Commentary by Fr Donagh O’Shea OP, www.goodnews.ie
After this Jesus went to the other side of the Sea of Galilee, also called the Sea of Tiberias. A large crowd kept following him, because they saw the signs that he was doing for the sick. Jesus went up the mountain and sat down there with his disciples.
Now the Passover, the festival of the Jews, was near. Jesus. When he looked up and saw a large crowd coming toward him, Jesus said to Philip, “Where are we to buy bread for these people to eat?” He said this to test him, for he himself knew what he was going to do. Philip answered him, “Six months’ wages would not buy enough bread for each of them to get a little.” One of his disciples, Andrew, Simon Peter’s brother, said to him, “There is a boy here who has five barley loaves and two fish. But what are they among so many people?” Jesus said, “Make the people sit down.” Now there was a great deal of grass in the place; so they sat down, about five thousand in all. Then Jesus took the loaves, and when he had given thanks, he distributed them to those who were seated; so also the fish, as much as they wanted.
When they were satisfied, he told his disciples, “Gather up the fragments left over, so that nothing may be lost.” So they gathered them up, and from the fragments of the five barley loaves, left by those who had eaten, they filled twelve baskets. When the people saw the sign that he had done, they began to say, “This is indeed the prophet who is to come into the world.”
When Jesus realised that they were about to come and take him by force to make him king, he withdrew again to the mountain by himself.
In this story everything is on a huge scale. Even the setting for the story is immense: it is the first mention of Jesus crossing the sea of Galilee. At the far side is a wide space where “a huge crowd” can gather. Jesus feeds the thousands; they not only have plenty, they have twelve baskets of bread left over.
It all speaks to us about immensity, about abundance: not the kind of abundance that comes from careful gathering and accounting (the people had come with no food); still less the kind that comes from defrauding one’s neighbours; but the abundance of God’s providence. “Lifting up his eyes, he saw the crowd…” (verse 5). It seems he wants us too to lift up our eyes, and not to live our lives by addition and subtraction when he is able to multiply goodness towards us.
Contrasted with the immensity of everything in that scene is the poverty of resources: five barley loaves and two fish to feed thousands of people. Why this sharp contrast?

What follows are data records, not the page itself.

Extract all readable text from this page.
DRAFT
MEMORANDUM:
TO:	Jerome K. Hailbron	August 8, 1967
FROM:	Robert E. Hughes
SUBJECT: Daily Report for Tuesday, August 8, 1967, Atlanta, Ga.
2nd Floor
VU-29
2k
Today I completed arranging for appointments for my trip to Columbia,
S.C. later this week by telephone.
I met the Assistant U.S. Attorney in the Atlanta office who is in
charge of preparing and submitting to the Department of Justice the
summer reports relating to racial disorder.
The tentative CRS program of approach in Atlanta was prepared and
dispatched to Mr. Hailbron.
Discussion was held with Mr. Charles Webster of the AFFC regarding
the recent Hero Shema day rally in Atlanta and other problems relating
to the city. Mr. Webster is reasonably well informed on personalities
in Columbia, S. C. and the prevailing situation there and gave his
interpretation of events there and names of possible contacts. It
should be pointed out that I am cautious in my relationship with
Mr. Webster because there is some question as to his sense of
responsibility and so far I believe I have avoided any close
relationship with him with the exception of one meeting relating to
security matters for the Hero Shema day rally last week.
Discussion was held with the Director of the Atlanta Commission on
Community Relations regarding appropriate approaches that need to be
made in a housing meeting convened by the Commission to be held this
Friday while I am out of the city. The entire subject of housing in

Miracles seem to happen in situations of scarcity rather than plenty. Why? Because where there is plenty there is no need of miracles! Where there is plenty you don’t have to struggle, you don’t have to come up against realities too painfully, you ease your way through everything with a cheque-book. But in the story they had almost nothing. There were only five loaves to feed thousands; and they were barley loaves. This was the cheapest kind of bread; in fact barley was really considered animal-feed. It is only the very poor who would eat barley loaves. To be poor is to have no resources. That can have one of two effects: it can turn people in on themselves, filling them with resentment and self-pity; or it can turn them outwards to a real experience of God’s Providence. Poverty can break people’s spirit, that is why it is so urgent to fight against it. But equally, or more so, riches can destroy the human spirit, muffling it against reality and against God. Here is a rule of thumb: if you want a miracle, give something away, to make room for it.
Sitting on the ground is also a symbol of poverty and even powerlessness. We don’t often sit on the ground nowadays, and hardly ever at Mass, but when we are at Mass we are those disciples in John 6, sitting on the ground (figuratively), in humility and simplicity, sharing our poverty and (because of it) sharing the Lord’s gift.
In John’s gospel there is no account of the institution of the Eucharist at the Last Supper. Instead, Jesus washed the disciples’ feet, and said, equivalently, “Do this in memory of me.” It is another kind of communion. Without that communion which is the service of others, the communion of the Eucharist is robbed of its fruit in one’s life.
Disciples in every century have continued to recognise him in service of others and in “the breaking of bread.”